Substituition of the integral limit in the first fundemantal theorem of calculus

Question

As I was reading G. Strang's Calculus book, I came across an example problem I couldn't understand. The topic is the First Fundamental Theorem of Calculus. The form proposed for the theorem is (Picture): $$F( x) \ =\ \int ^{x}_{a} f( t) dt\\$$ After proving this, there is an example problem. $$Let\ F( x) \ =\ \int ^{\sqrt{x}}_{1} \sin(t)dt.
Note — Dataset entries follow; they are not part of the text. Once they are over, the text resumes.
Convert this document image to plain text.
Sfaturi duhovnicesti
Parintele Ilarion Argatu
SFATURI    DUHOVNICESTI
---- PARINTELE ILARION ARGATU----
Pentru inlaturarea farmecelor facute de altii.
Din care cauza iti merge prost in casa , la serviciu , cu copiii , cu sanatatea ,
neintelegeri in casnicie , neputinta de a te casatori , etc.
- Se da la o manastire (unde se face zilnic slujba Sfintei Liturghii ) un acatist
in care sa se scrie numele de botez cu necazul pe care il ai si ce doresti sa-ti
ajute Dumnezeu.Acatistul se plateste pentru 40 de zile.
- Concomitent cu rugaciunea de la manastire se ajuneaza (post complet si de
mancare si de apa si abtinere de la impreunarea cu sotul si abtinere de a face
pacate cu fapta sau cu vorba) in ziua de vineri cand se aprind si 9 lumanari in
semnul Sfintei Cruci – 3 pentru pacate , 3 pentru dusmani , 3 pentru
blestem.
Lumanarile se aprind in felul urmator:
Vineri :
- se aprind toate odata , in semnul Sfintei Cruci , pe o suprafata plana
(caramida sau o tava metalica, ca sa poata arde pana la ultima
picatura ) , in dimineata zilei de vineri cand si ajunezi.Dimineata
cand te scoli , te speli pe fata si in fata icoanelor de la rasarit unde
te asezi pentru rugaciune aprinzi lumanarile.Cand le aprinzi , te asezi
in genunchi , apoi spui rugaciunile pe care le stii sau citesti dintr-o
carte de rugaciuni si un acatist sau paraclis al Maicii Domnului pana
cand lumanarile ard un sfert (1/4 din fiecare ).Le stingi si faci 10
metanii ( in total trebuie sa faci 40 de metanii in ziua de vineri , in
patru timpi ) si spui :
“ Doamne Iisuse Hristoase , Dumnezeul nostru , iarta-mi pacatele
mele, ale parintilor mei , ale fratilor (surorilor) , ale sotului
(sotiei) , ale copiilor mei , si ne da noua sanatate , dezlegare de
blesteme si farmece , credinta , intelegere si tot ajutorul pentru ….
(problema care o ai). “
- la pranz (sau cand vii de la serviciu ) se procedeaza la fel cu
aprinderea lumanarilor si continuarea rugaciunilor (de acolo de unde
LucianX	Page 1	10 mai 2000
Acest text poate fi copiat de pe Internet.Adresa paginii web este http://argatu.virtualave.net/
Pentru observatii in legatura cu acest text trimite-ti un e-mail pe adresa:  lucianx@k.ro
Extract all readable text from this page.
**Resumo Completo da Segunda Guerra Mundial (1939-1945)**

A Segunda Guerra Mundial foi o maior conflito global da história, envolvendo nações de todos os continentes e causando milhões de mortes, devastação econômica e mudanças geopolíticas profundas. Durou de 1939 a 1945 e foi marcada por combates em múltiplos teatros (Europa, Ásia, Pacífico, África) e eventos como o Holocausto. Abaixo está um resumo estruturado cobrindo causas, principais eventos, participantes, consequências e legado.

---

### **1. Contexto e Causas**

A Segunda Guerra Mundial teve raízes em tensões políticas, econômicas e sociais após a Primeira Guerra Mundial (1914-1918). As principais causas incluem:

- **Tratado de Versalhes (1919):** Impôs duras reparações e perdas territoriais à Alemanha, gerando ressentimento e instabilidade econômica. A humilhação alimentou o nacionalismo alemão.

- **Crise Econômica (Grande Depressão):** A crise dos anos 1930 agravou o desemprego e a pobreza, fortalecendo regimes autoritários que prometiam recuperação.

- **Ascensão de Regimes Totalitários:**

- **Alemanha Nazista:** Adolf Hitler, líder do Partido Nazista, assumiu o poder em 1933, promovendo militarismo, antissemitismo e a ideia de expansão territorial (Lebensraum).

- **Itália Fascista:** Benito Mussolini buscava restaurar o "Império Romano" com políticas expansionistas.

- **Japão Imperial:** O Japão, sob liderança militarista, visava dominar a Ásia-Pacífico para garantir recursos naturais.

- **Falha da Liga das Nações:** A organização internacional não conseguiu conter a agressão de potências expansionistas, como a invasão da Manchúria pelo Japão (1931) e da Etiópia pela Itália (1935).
Find\ F'( t)$$Book solves the question by (Picture) $$u(x) = \sqrt{x}\ then\ F(x) = \int ^{u(x)}_{1}\sin(t)dt\\F'( x) \ = \sin( u( x))\frac{du}{dx}\\ =\sin( u( x)) \cdot \left(\frac{1}{2} x^{-\frac{1}{2}}\right)\\ =\frac{\sin\sqrt{x}}{2\sqrt{x}} \cdot \\$$My question is that, in it's original form, there is an $x$ in the upper limit of the integral. When we substitute it with $u(x)$, shouldn't we change $F(x)$ with $F(u(x))$ also? How does it stay unchanged?

Answer 1

Well, it’s exactly what you said, just write it in the following way: $F(x) = \int_1^{\sqrt{x}} \sin t \, dt =: G(\sqrt{x})$. Then by the Fundamental Theorem of Calculus, you get that $G’(\sqrt{x}) = \sin(\sqrt{x})$. At the same time, by the chain rule we get that $F’(x) = G’(\sqrt{x}) \frac{d \, \sqrt{x}}{d \, x} = \frac{\sin \sqrt{x}}{2 \sqrt{x}}.$ I hope this sheds some light on the issue. :)

Answer 2

Since $F(x)=\int_1^{\sqrt x}\sin t\,\mathrm dt$, $F\bigl(u(x)\bigr)=\int_1^{\sqrt{\sqrt x}}\sin t\,\mathrm dt$. But that's not the function that you want to differentiate. Instead, it's $F(x)$.